Nun soll die National Crime Agency – eine neue Behörde, die man auch als „das britische FBI“ bezeichnet – herausfinden, ob die Polizei Anfang der neunziger Jahre bei ihrer Untersuchung eines angeblichen landesweiten Pädophilenrings geschlampt – oder gar willentlich beide Augen zugedrückt hat. Der Grund: In den Ring, der in den siebziger Jahren aktiv war, sollen Prominente verwickelt gewesen sein, auch ein hoher Tory-Politiker der Thatcher-Ära.
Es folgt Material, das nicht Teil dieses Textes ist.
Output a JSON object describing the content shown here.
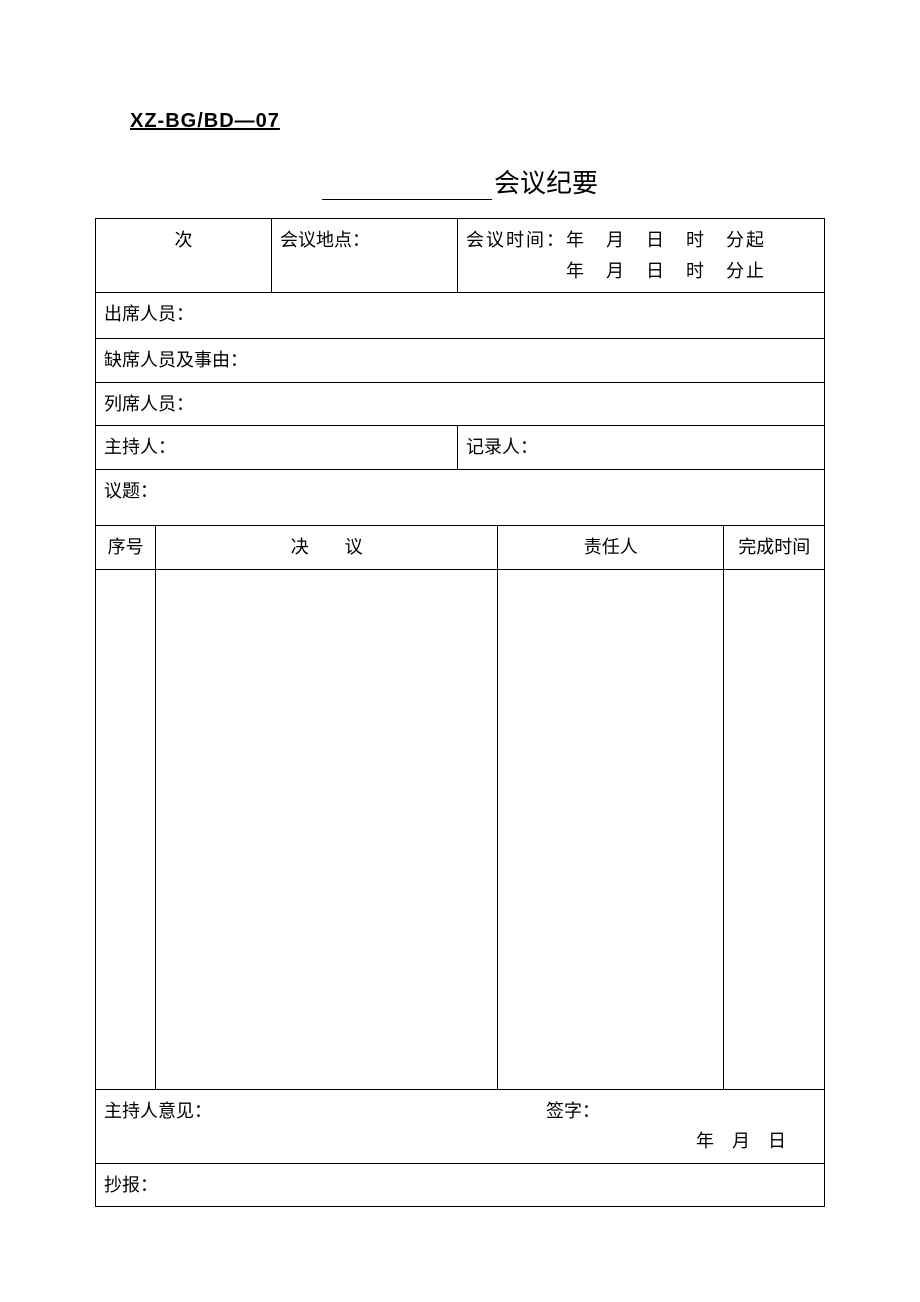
{
  "doc_code": "XZ-BG/BD—07",
  "title_suffix": "会议纪要",
  "row1": {
    "session_suffix": "次",
    "location_label": "会议地点：",
    "time_label": "会议时间：",
    "time_line1": "年　月　日　时　分起",
    "time_line2": "年　月　日　时　分止"
  },
  "labels": {
    "attendees": "出席人员：",
    "absentees": "缺席人员及事由：",
    "nonvoting": "列席人员：",
    "host": "主持人：",
    "recorder": "记录人：",
    "topic": "议题："
  },
  "columns": {
    "seq": "序号",
    "resolution": "决　　议",
    "owner": "责任人",
    "deadline": "完成时间"
  },
  "footer": {
    "host_opinion": "主持人意见：",
    "signature": "签字：",
    "date_line": "年　月　日",
    "cc": "抄报："
  }
}
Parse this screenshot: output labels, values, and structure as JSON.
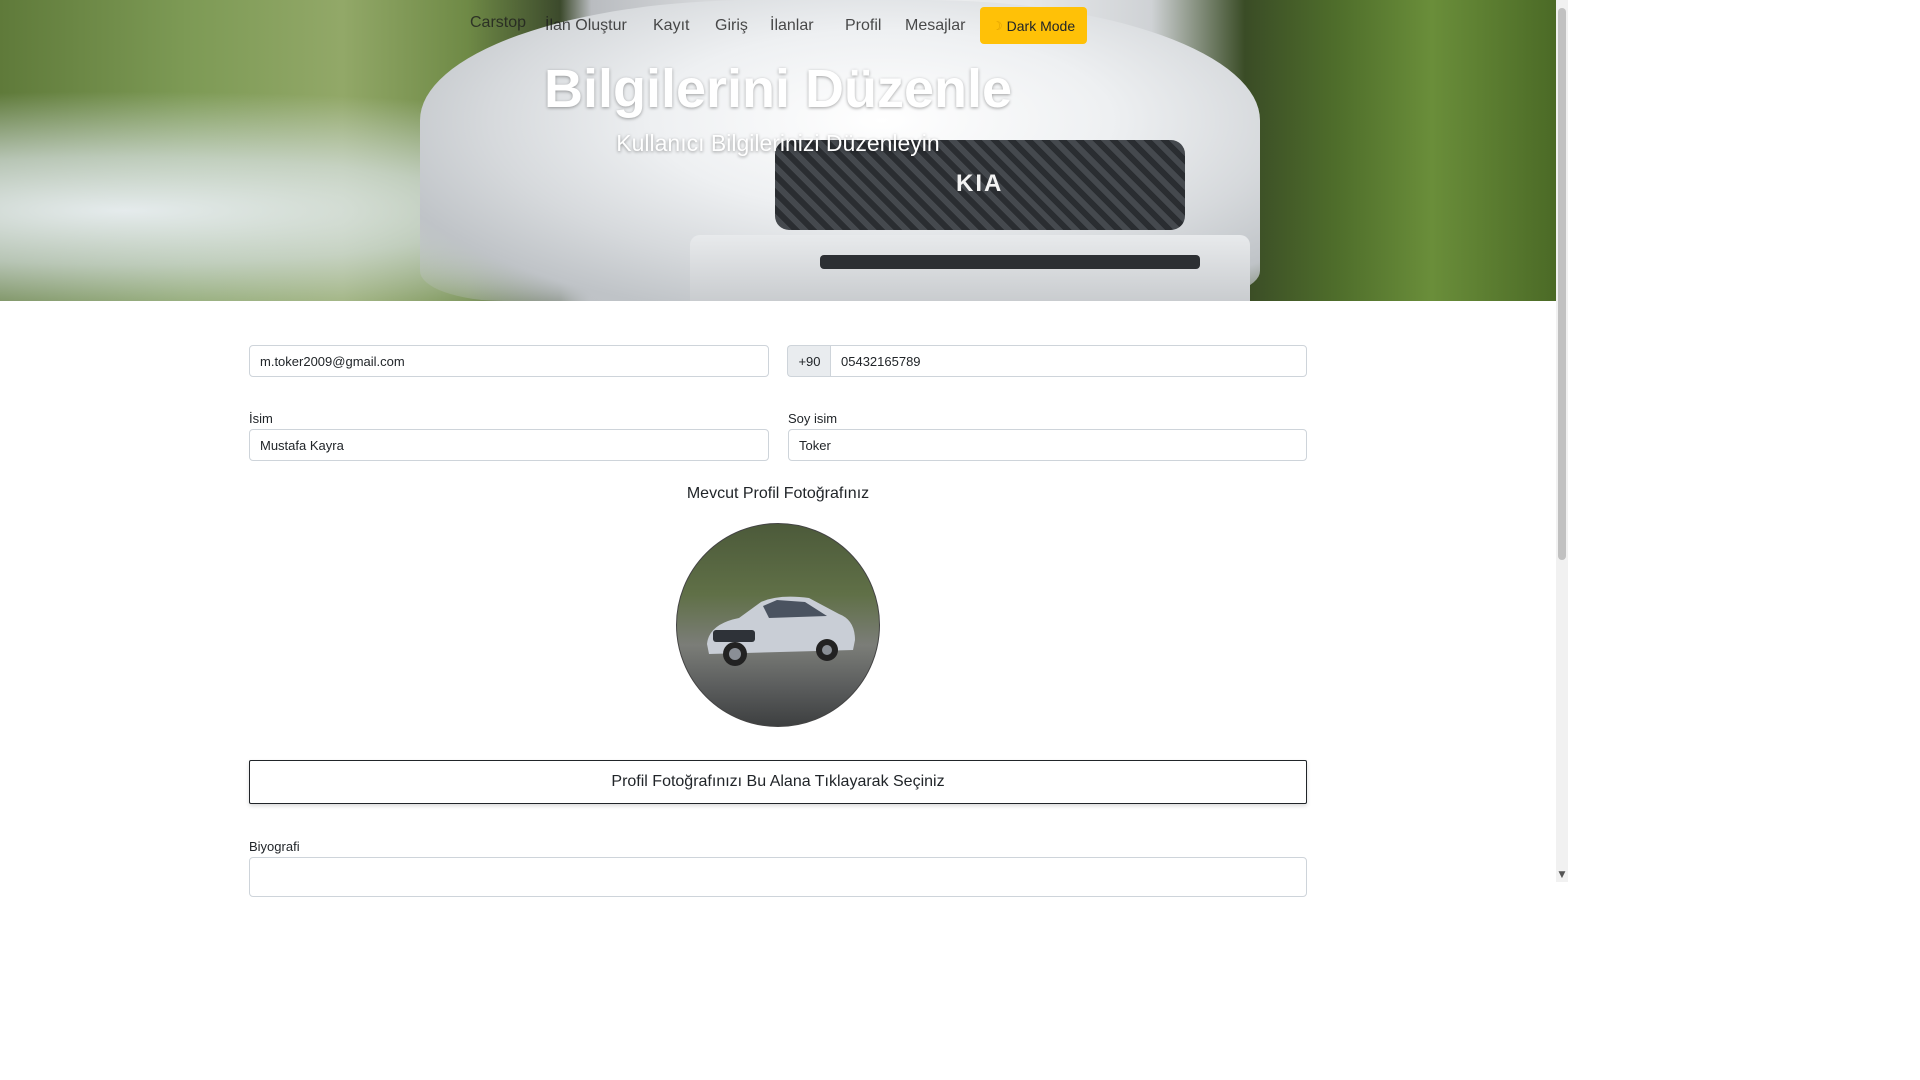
{
  "nav": {
    "links": [
      "Carstop",
      "İlan Oluştur",
      "Kayıt",
      "Giriş",
      "İlanlar",
      "Profil",
      "Mesajlar"
    ],
    "dark_mode_label": "Dark Mode",
    "dark_mode_icon": "moon-icon"
  },
  "hero": {
    "title": "Bilgilerini Düzenle",
    "subtitle": "Kullanıcı Bilgilerinizi Düzenleyin",
    "background_image": "kia-suv-photo"
  },
  "form": {
    "email_value": "m.toker2009@gmail.com",
    "phone_prefix": "+90",
    "phone_value": "05432165789",
    "first_name_label": "İsim",
    "first_name_value": "Mustafa Kayra",
    "last_name_label": "Soy isim",
    "last_name_value": "Toker",
    "current_photo_title": "Mevcut Profil Fotoğrafınız",
    "photo_image": "honda-civic-photo",
    "upload_label": "Profil Fotoğrafınızı Bu Alana Tıklayarak Seçiniz",
    "bio_label": "Biyografi",
    "bio_value": ""
  },
  "colors": {
    "accent_button": "#ffc107",
    "input_border": "#ced4da",
    "addon_bg": "#e9ecef"
  }
}
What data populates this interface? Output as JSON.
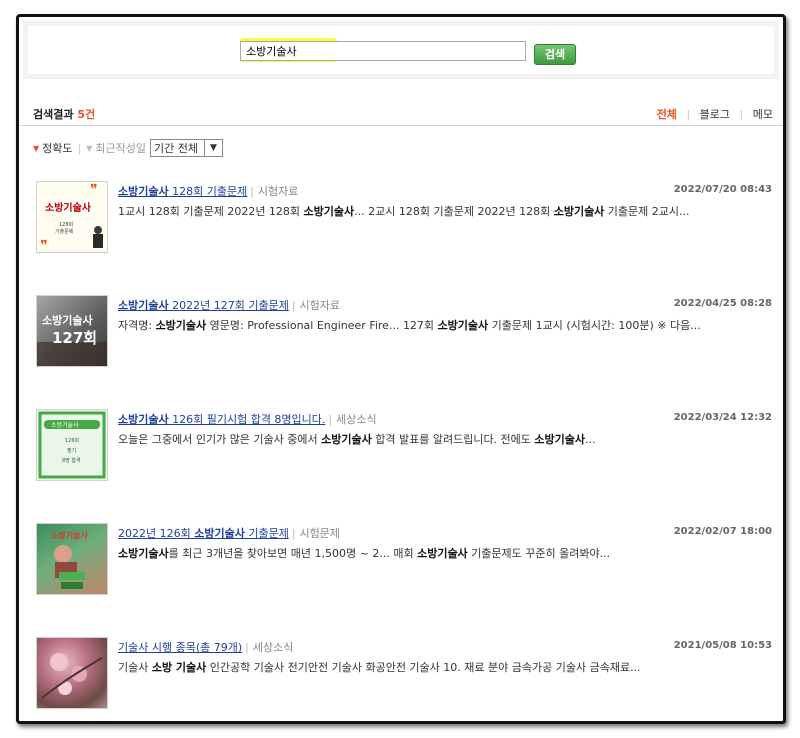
{
  "search": {
    "value": "소방기술사",
    "button": "검색"
  },
  "results": {
    "label": "검색결과",
    "count": "5건"
  },
  "filters": {
    "all": "전체",
    "blog": "블로그",
    "memo": "메모"
  },
  "sort": {
    "accuracy": "정확도",
    "recent": "최근작성일",
    "period": "기간 전체"
  },
  "posts": [
    {
      "title_parts": [
        "소방기술사",
        " 128회 기출문제"
      ],
      "category": "시험자료",
      "date": "2022/07/20 08:43",
      "summary": "1교시 128회 기출문제 2022년 128회 <b>소방기술사</b>... 2교시 128회 기출문제 2022년 128회 <b>소방기술사</b> 기출문제 2교시...",
      "thumb_text": "소방기술사",
      "thumb_sub": "128회 기출문제"
    },
    {
      "title_parts": [
        "소방기술사",
        " 2022년 127회 기출문제"
      ],
      "category": "시험자료",
      "date": "2022/04/25 08:28",
      "summary": "자격명: <b>소방기술사</b> 영문명: Professional Engineer Fire... 127회 <b>소방기술사</b> 기출문제 1교시 (시험시간: 100분) ※ 다음...",
      "thumb_text": "소방기술사",
      "thumb_sub": "127회"
    },
    {
      "title_parts": [
        "소방기술사",
        " 126회 필기시험 합격 8명입니다."
      ],
      "category": "세상소식",
      "date": "2022/03/24 12:32",
      "summary": "오늘은 그중에서 인기가 많은 기술사 중에서 <b>소방기술사</b> 합격 발표를 알려드립니다. 전에도 <b>소방기술사</b>...",
      "thumb_text": "소방기술사",
      "thumb_sub": "126회 필기 8명 합격"
    },
    {
      "title_parts": [
        "2022년 126회 ",
        "소방기술사",
        " 기출문제"
      ],
      "category": "시험문제",
      "date": "2022/02/07 18:00",
      "summary": "<b>소방기술사</b>를 최근 3개년을 찾아보면 매년 1,500명 ~ 2... 매회 <b>소방기술사</b> 기출문제도 꾸준히 올려봐야...",
      "thumb_text": "소방기술사",
      "thumb_sub": "126회"
    },
    {
      "title_parts": [
        "기술사 시행 종목(총 79개)"
      ],
      "category": "세상소식",
      "date": "2021/05/08 10:53",
      "summary": "기술사 <b>소방 기술사</b> 인간공학 기술사 전기안전 기술사 화공안전 기술사 10. 재료 분야 금속가공 기술사 금속재료...",
      "thumb_text": "",
      "thumb_sub": ""
    }
  ],
  "colors": {
    "accent": "#e8541c",
    "link": "#1e3fa0",
    "button": "#3e9a3e",
    "highlight": "#fbf91a"
  }
}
In einem BBC-Programm hatte ein Opfer der Attacken, Steve Messham, Anschuldigungen wiederholt, er sei, damals ein Minderjähriger, in einem Auto von dem Abgeordneten vergewaltigt worden. Zuvor sei er zum Essen eingeladen worden, das der Politiker mit einer „Gold Credit Card“ bezahlte. Messham, damals Zögling des Kinderheims in Wrexham, Nordwales, spricht von einem systematischen „Vermieten“ der Heiminsassen an Pädophile, „vor allem sonntagabends“. Den Namen des Politikers nannte er nicht. Innenministerin May warnte alle Betroffenen und insbesondere ihre parlamentarischen Kollegen davor, den Namen des Mannes zu nennen. Dies würde die Ermittlungen und eine strafrechtliche Ahndung möglicherweise unmöglich machen. Dabei dachte sie an den Labour-Abgeordneten Tom Watson, der im Unterhaus vor einigen Wochen eine erneute Polizeiuntersuchung eines „mächtigen Pädophilennetzes mit Verbindungen zum Parlament und der Nummer 10 Downing Street“ forderte. Nun warten viele darauf, dass Watson seine parlamentarische Immunität nützt und den Namen im Unterhaus nennt.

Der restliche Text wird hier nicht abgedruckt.